Our Journey

  • I've been where you are now...

    Dogs have always been my thing. For years, I dreamed of becoming a dog handler in the army. That was the plan — until a serious injury put a stop to it. I thought that was it. Dream over. So I gave up and got a 9–5.

    But the truth is, I couldn’t stay away. In 2020, I started dog walking and sitting just to get my fix. I was hooked. Every dog I met taught me something new. I became obsessed with understanding how they think, what drives them, how to actually help them. Still, at that point, it was a side thing. I was living at home, doing what I could.

    Then in early 2024, me and my partner moved into our first place. It felt like everything had finally come together — except we weren’t allowed a dog. We begged the landlord. They said no. So instead… we got two cats: Marco and Polo.

    Not long after, a guy at my rugby club mentioned he was struggling with his dog. A wild 6-month-old GSP pup named Harper. He asked if I could help. I practically bit his hand off. But the next day, he messaged again — he couldn’t cope and needed to rehome her. Did I know anyone?
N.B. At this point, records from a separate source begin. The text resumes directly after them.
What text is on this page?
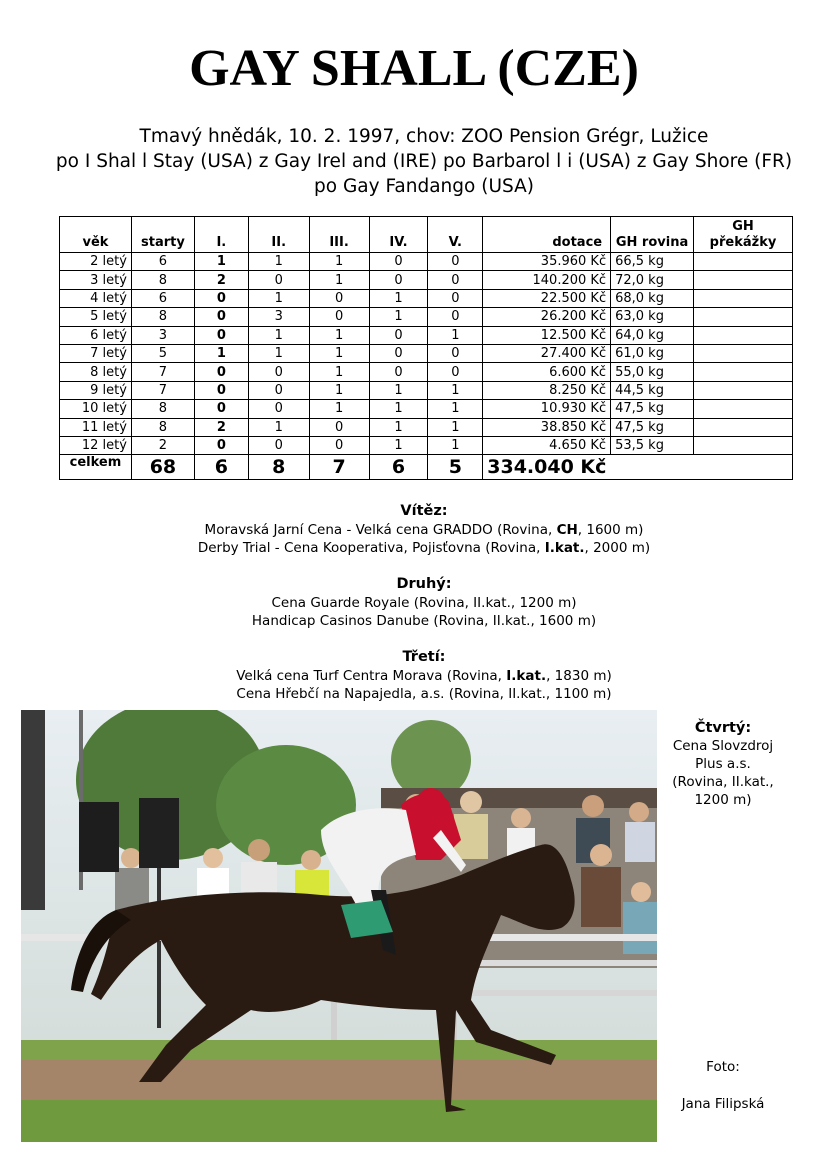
GAY SHALL (CZE)
Tmavý hnědák, 10. 2. 1997, chov: ZOO Pension Grégr, Lužice
po I Shal l Stay (USA) z Gay Irel and (IRE) po Barbarol l i (USA) z Gay Shore (FR)
po Gay Fandango (USA)
věk	starty	I.	II.	III.	IV.	V.	dotace	GH rovina	GH překážky
2 letý	6	1	1	1	0	0	35.960 Kč	66,5 kg	
3 letý	8	2	0	1	0	0	140.200 Kč	72,0 kg	
4 letý	6	0	1	0	1	0	22.500 Kč	68,0 kg	
5 letý	8	0	3	0	1	0	26.200 Kč	63,0 kg	
6 letý	3	0	1	1	0	1	12.500 Kč	64,0 kg	
7 letý	5	1	1	1	0	0	27.400 Kč	61,0 kg	
8 letý	7	0	0	1	0	0	6.600 Kč	55,0 kg	
9 letý	7	0	0	1	1	1	8.250 Kč	44,5 kg	
10 letý	8	0	0	1	1	1	10.930 Kč	47,5 kg	
11 letý	8	2	1	0	1	1	38.850 Kč	47,5 kg	
12 letý	2	0	0	0	1	1	4.650 Kč	53,5 kg	
celkem	68	6	8	7	6	5	334.040 Kč		
Vítěz:
Moravská Jarní Cena - Velká cena GRADDO (Rovina, CH, 1600 m)
Derby Trial - Cena Kooperativa, Pojisťovna (Rovina, I.kat., 2000 m)
Druhý:
Cena Guarde Royale (Rovina, II.kat., 1200 m)
Handicap Casinos Danube (Rovina, II.kat., 1600 m)
Třetí:
Velká cena Turf Centra Morava (Rovina, I.kat., 1830 m)
Cena Hřebčí na Napajedla, a.s. (Rovina, II.kat., 1100 m)
Čtvrtý:
Cena Slovzdroj
Plus a.s.
(Rovina, II.kat.,
1200 m)
Foto:
Jana Filipská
    I knew straight away: this dog was meant for me.

    Within days, I’d made the arrangements. Harper — now Nala — moved in with our parents while we sorted a house that could accommodate her properly. A few weeks later, we brought her home for good.

    And she blew my world apart.

    She couldn’t walk on a lead. Wasn’t toilet trained. Had zero structure. She chased everything. Screamed at dogs in the street. Caused family arguments. Nothing I tried worked. I’d trained dogs before, but this? This was something else.

    I was drowning.

    So I made her a promise: I would figure this out. No matter what. I stopped listening to trainers who didn’t get dogs like her. I set boundaries. I gave her clarity. I learned to listen. And over time, she changed — because I did too.

    Now, Nala is thriving.

    She lives fully off lead. She has incredible recall — she’ll chase birds, run wild, and come back to me every time. She’s social with dogs. She’s calm in the house. And sometimes… I genuinely can’t believe how much she sleeps. She’s finally at peace. And I am too.

    Then in March 2025, I made another very “me” decision. One Sunday I decided I wanted a second dog — and we picked up Zen that same day. I wouldn’t recommend doing it that way, but sometimes impulse wins.

    Zen has brought a whole new challenge. She’s amazing in the house, settles like a dream, but she’s currently working out where she fits in our little team. Right now, she’s trying to take on the role of protector, but I’m guiding her towards being a follower instead. We’re working through it, slowly reshaping how she sees the world.

    At this point, I’ve had it all: the spicy adolescent, the full-blown puppy blues, the chaos of a rescue, and the overly social, OTT energy. And every single one of them has made me better at what I do.

    Now I help women who feel exactly how I did — overwhelmed, unsure, and completely stuck with a dog they love but can’t quite figure out.

    If you’ve got a high-drive dog like an HPR or a lab, and everything you’ve tried has either made no difference or made things worse, I’ve got you. I’ll help you slow things down. Add the structure your dog actually needs. Teach you how to lead in a way that feels calm and clear — not shouty or strict.

    I’m not here to throw jargon at you or give you homework for the sake of it. I’m here to give you clarity. A proper plan. And most importantly, the kind of support that actually sticks — so you can walk down the street without panicking, let your dog off lead without holding your breath, and finally enjoy the dog you’ve always wanted.

    This isn’t about perfection. It’s about progress — and peace.